Şarap da almıştı üstelik!
Üstelik biliyordu;
Şarap içersek sevişecektik..
Yanıltmadı bizi dakikalar,
-Ben aynı tutumu hayattan da beklerdim.
Şaşırtmasaydı hep bizi-
Birer kadeh daha doldurduktan sonra,
Birden eskilerden konuşurken bulduk kendimizi.
Terk ettiklerimizi, edemediklerimizi..
Aldatılmışlıklarımızı, acı çekmişliklerimizi..
İçtikçe çözülüyordu,
Malumdu,
Kemiği yoktu dilin.
Bir, iki, üç derken vakit geldi.
Vakit? 
Ayrılık vakti..
Dökülmüşken içimizdeki her şey,
Biz usul usul ve tek kelime etmeden giydik kıyafetlerimizi.
Karşılıklı bol şanslar, kıt acılar dilendi.
"Kendine iyi bak!" tembihleri yine es geçilmedi..
Ben çıktıktan sonra da kapıyı arkadan üç kez kilitledi.
Ve benim tövbelerime bir yenisi daha eklendi.
Kirliyim çok sevgili..
Bildiğin gibi değil!
Varsa yeteri kadar suyun,
Gel temizle de sonra sarıp sarmala beni..
Fena adam değilim aslında,
Önce iyileştir,
Sonra sev beni..

25 Mart 2015 Çarşamba

ÇORAP

Hepsi eşlendikten sonra tek kalan çorap gibiyim.

AYNADAKİ YANSIMA

Ne zaman aynaya baksak; ben ikimizi görüyordum, o ise kendini.. Ben de artık onu görmemem gerektiğini düşündüm ve gittim. Anlık bir karar mıydı ya da bu kadar kolay mıydı bilmem ama; bir saniyenin bir insanı değiştirmesi, imkansız bir şey olmakla birlikte belki de bir mucizeye bağlı olması, her geçen saniyenin o insan üzerinde oluşturduğu etkilerin ve değişimlerin birbirlerine verdikleri destekle daha mümkün kılınabiliyor. Zaman, -bizim belirlediğimiz kriterlere göre- saniyelerden oluşuyor. Kimi zaman ise aşk, bu kısa zaman kavramına parça parça yenik düşüyor...

23 Mart 2015 Pazartesi

Kış Mevsimine Kültürel Ve Anaç Bir Aşk Yaklaşımı.

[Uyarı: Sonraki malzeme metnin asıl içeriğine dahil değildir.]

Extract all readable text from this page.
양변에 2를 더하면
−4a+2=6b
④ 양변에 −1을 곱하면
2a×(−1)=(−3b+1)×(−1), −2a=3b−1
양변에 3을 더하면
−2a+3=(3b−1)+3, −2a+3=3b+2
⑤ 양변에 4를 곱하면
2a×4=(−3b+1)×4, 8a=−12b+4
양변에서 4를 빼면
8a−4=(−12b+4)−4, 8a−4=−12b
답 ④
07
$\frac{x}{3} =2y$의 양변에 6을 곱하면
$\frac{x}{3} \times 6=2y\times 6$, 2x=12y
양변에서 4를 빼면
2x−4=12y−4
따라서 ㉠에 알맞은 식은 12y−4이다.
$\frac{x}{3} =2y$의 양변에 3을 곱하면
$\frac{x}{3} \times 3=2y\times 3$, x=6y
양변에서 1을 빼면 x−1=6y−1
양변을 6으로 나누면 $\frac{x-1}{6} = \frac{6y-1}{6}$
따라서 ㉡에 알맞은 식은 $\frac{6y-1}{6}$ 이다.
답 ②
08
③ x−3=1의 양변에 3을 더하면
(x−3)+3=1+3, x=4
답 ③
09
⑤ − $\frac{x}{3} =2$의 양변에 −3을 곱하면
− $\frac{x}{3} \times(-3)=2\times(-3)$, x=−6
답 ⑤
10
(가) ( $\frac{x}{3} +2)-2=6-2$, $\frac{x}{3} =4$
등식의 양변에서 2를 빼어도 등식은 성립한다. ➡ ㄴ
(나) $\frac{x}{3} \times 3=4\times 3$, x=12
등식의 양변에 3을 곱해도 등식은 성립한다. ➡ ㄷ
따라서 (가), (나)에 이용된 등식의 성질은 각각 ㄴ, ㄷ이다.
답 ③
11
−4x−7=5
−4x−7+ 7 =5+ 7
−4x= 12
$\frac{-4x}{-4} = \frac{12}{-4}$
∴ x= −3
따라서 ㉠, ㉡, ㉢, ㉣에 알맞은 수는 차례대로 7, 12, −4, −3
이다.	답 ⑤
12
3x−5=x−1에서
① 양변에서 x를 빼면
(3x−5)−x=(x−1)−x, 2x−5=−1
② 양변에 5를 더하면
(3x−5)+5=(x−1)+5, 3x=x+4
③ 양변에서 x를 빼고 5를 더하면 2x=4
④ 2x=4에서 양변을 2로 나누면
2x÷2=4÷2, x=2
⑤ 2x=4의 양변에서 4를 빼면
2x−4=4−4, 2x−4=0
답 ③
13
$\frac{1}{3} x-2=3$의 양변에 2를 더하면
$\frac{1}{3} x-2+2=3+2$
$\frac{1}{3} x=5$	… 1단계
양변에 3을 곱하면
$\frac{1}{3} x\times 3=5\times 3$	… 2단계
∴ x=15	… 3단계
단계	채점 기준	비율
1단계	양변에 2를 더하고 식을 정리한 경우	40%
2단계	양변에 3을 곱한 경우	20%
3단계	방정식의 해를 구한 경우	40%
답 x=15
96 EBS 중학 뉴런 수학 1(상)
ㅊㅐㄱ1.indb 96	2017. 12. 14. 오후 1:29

Elinde kitapla yanınıza gelip: "Ya kafama takıldı; sence şair şiirin şu dizesinde neyi kastediyor? Bence şunu şunu anlatmak istemiş." diyen bir yâriniz varsa, hemen kalkıp camı pencereyi falan kapatıp dizlerine bir battaniye örtün ve ona güzel bir çay demleyin. Olur ya aylardan kıştır.. Nadir insandır o; iyi bakın, kaybetmeyin..

22 Mart 2015 Pazar

Aşk Karınla Karalamaca

Soğan kebapla,
Sarımsak mantıyla,
Acı sos pizzayla güzelse..
Ben de senle güzel olabilirim bence..

Bergamot Kokulu Çay Kıvamında

Haberim olsun. 
Eğer bir sıkıntın olursa;
Her zaman yanında, destekçinim.
Ama bunun için değil,
Sadece ben oldugum için sev beni..

Akşamları işten çıktığında.
İçin ürperir de yürüyemezsen ıssız sokaklarda.
Ara beni.. 
Zaten aramazsan gücenirim.
Ama bunun için değil,
Sadece ben olduğum için sev beni.

Sabahları mis gibi bergamot kokusuna uyanmıyorsan,
Ama gönlünün bir yerinde hep eksikliği varsa,
Bileyim.
Sabah çayını kendi ellerimle demlerim.
Ama lütfen..
Bunun için değil.
Sadece ben olduğum için sev beni..

Kışın soğuktan üşüdüyse ellerin.
Yazın sebepsiz kalmışsa gülmelerin.
Ve baharlar geçiş yerine geçimsizlik çağrıştırmaya başlamışsa..
Yalvarırım..
Adımı çağır, 
Bir nefes uzağındaymış gibi
Yanına, koşa koşa gelirim.
Ama bunun için değil,
Sadece ben olduğum için sev beni.

Ya da topla bunların hepsini,
Koy yüreğinin üstüne.
Varınla yoğunla
Sev beni..
Sadece senin olduğum için..

Aşktan Öte Toplumsal Bir Yara

Bizim mahallede bir Ali Abi vardır.
Orta boylu, zayıfça, düşük omuzlu..
Muhabbetimizce bilirim,
Ama çoğu zaman etraftan duyarım Nasıl bir insan olduğunu..

Ali Abi gururlu adamdır.
Kıskanmaz başkalarının hayatını.
Biraz da kadercidir,
İnanır,
Doğru dürüst olursa eğer,
Günün birinde
Bu dünyada olmasa bile,
Öte yerde alacağına mükafatını.

Ali abi ürkek yürür sokakta.
Aklında iki çocuğu, aklında karısı..
Geçim derdine düşmüş ne yapsın!
Kolay değil bu zamanda doyurmak üç boğazı.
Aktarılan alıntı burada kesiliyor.